At the beginning of April I had the very great pleasure of attending my first-ever Pride Festival, and not only attending it, but running a NineStar Press table as part of Pride’s Arts Expo! It’s something I’ve been wanting to do for a while now, but for various reasons it hadn’t fallen into place until this year.
The registration process for the Expo was easy, but then I had to obtain a tax license through the State. Surprisingly that wasn’t too hard either, and soon I had confirmation that my booth application was approved. I just have to say, NineStar, through Raevyn McCann, was amazing! They were supportive from the very first moment I proposed doing this. They sent me a huge box of NSP books to feature on the table, as well as some swag to supplement what I had of my own. Other authors also sent me swag, and Raevyn and I worked out a drawing for people visiting the table to win free books.
I made lists, refined them, organized and re-organized, and finally the big weekend arrived. Pride was being held at a large, beautiful park, and I was so pleased to see my booth placement was in a large entertainment tent next to a lake.
With the help of a librarian friend of mine and her book display experience, we set up a really pretty and eye-catching table.
Finally the Pride Festival opened for business. At first it was really slow, not a lot of foot traffic. The book drawing turned out to be a fantastic icebreaker, though. Everyone likes to win something, so the colorful sign and entry slips I made brought a lot of people over to check it out. The free swag helped, too. Unlike book cons, Festivals like this don’t offer a lot of freebies so the rainbow pins and bracelets that I had were very popular. As the afternoon wore on, foot traffic increased, and at last I made my first sale, a complete set of my Resilient Love series!
The guy who bought them even wanted me to sign them. I was thrilled.
At one point a woman walked up, and she perused the books on the table, picking some up and putting them down. At last she said, “I see lots of covers with men on them. Do you have any with girls?” I showed her the lesbian contemporary romance we had, and the lesbian sci-fi.
She snatched it up, and spent a long time reading the blurb and flipping through it before buying it. A little while later I sold two copies of the lesbian romance, and the girls who bought them actually hugged them.
Right then and there, my focus turned from “Look at me! Look at my books!” to “What kind of story do you need?” I had trans men and women stopping by, and a fully made-up drag queen bought a gay vampire story. It was eye-opening, and humbling.

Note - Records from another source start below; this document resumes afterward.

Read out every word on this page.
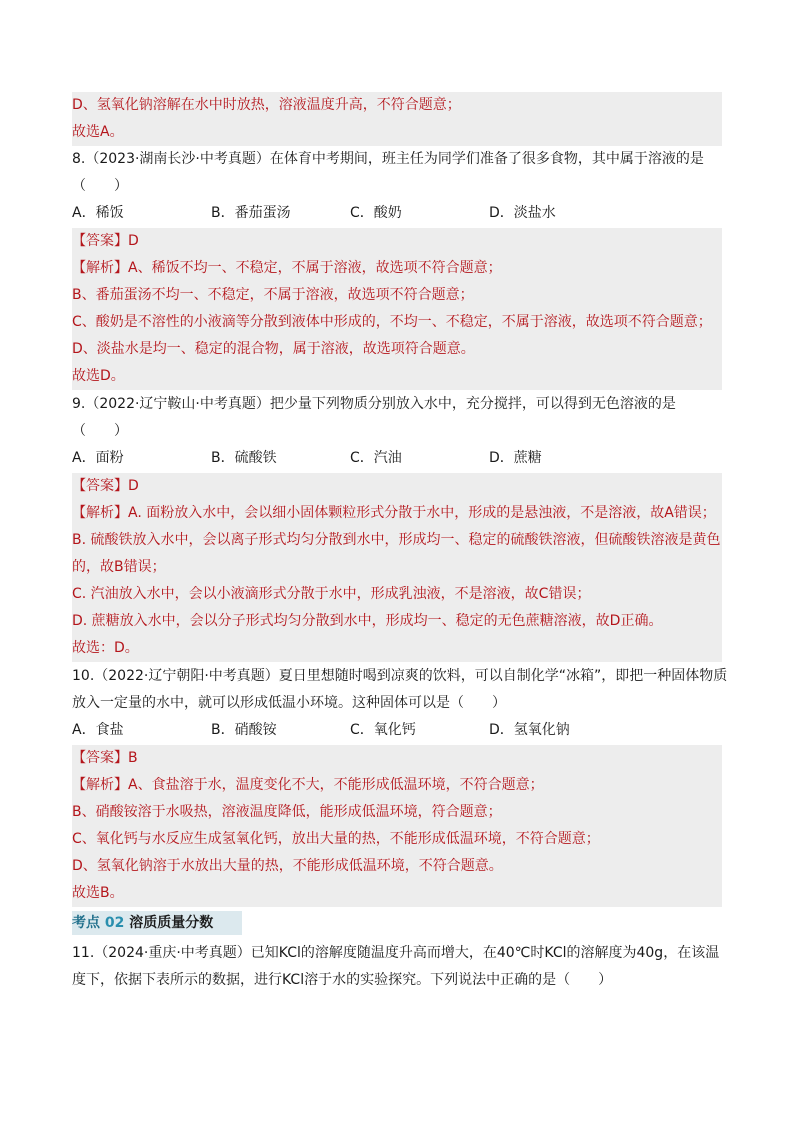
D、氢氧化钠溶解在水中时放热，溶液温度升高，不符合题意；
故选A。
8.（2023·湖南长沙·中考真题）在体育中考期间，班主任为同学们准备了很多食物，其中属于溶液的是
（　　）
A．稀饭	B．番茄蛋汤	C．酸奶	D．淡盐水
【答案】D
【解析】A、稀饭不均一、不稳定，不属于溶液，故选项不符合题意；
B、番茄蛋汤不均一、不稳定，不属于溶液，故选项不符合题意；
C、酸奶是不溶性的小液滴等分散到液体中形成的，不均一、不稳定，不属于溶液，故选项不符合题意；
D、淡盐水是均一、稳定的混合物，属于溶液，故选项符合题意。
故选D。
9.（2022·辽宁鞍山·中考真题）把少量下列物质分别放入水中，充分搅拌，可以得到无色溶液的是
（　　）
A．面粉	B．硫酸铁	C．汽油	D．蔗糖
【答案】D
【解析】A. 面粉放入水中，会以细小固体颗粒形式分散于水中，形成的是悬浊液，不是溶液，故A错误；
B. 硫酸铁放入水中，会以离子形式均匀分散到水中，形成均一、稳定的硫酸铁溶液，但硫酸铁溶液是黄色
的，故B错误；
C. 汽油放入水中，会以小液滴形式分散于水中，形成乳浊液，不是溶液，故C错误；
D. 蔗糖放入水中，会以分子形式均匀分散到水中，形成均一、稳定的无色蔗糖溶液，故D正确。
故选：D。
10.（2022·辽宁朝阳·中考真题）夏日里想随时喝到凉爽的饮料，可以自制化学“冰箱”，即把一种固体物质
放入一定量的水中，就可以形成低温小环境。这种固体可以是（　　）
A．食盐	B．硝酸铵	C．氧化钙	D．氢氧化钠
【答案】B
【解析】A、食盐溶于水，温度变化不大，不能形成低温环境，不符合题意；
B、硝酸铵溶于水吸热，溶液温度降低，能形成低温环境，符合题意；
C、氧化钙与水反应生成氢氧化钙，放出大量的热，不能形成低温环境，不符合题意；
D、氢氧化钠溶于水放出大量的热，不能形成低温环境，不符合题意。
故选B。
考点 02 溶质质量分数
11.（2024·重庆·中考真题）已知KCl的溶解度随温度升高而增大，在40℃时KCl的溶解度为40g，在该温
度下，依据下表所示的数据，进行KCl溶于水的实验探究。下列说法中正确的是（　　）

To be perfectly honest, all of my experience as an author up to that weekend has been at book cons, where the focus is on women reading m/m romance. At Pride, there were people who wanted to see themselves in these stories and were thrilled to find these books actually existed. As the day wore on, I wished I had more lesbian romance, more trans romance, because there was a sincere interest and yes, a need. People were asking me about queer YA, about queer children’s books. I was asked if I would come to Tucson Pride, too, because their Arts Expo coordinator had never heard of publishers like NineStar or Dreamspinner and thought it was fantastic.
At the end of the weekend I’d sold a total of twenty books, but the numbers didn’t matter. Instead, I talked and laughed with people from all walks of life, saw people enjoying themselves in a safe space—a space they welcomed me into with open arms. I’d seen families, and diversity, and sex and love. And best of all, I was able to steer a handful of people in the direction of the stories they wanted, and needed.
Because of all these things, I consider it a huge success.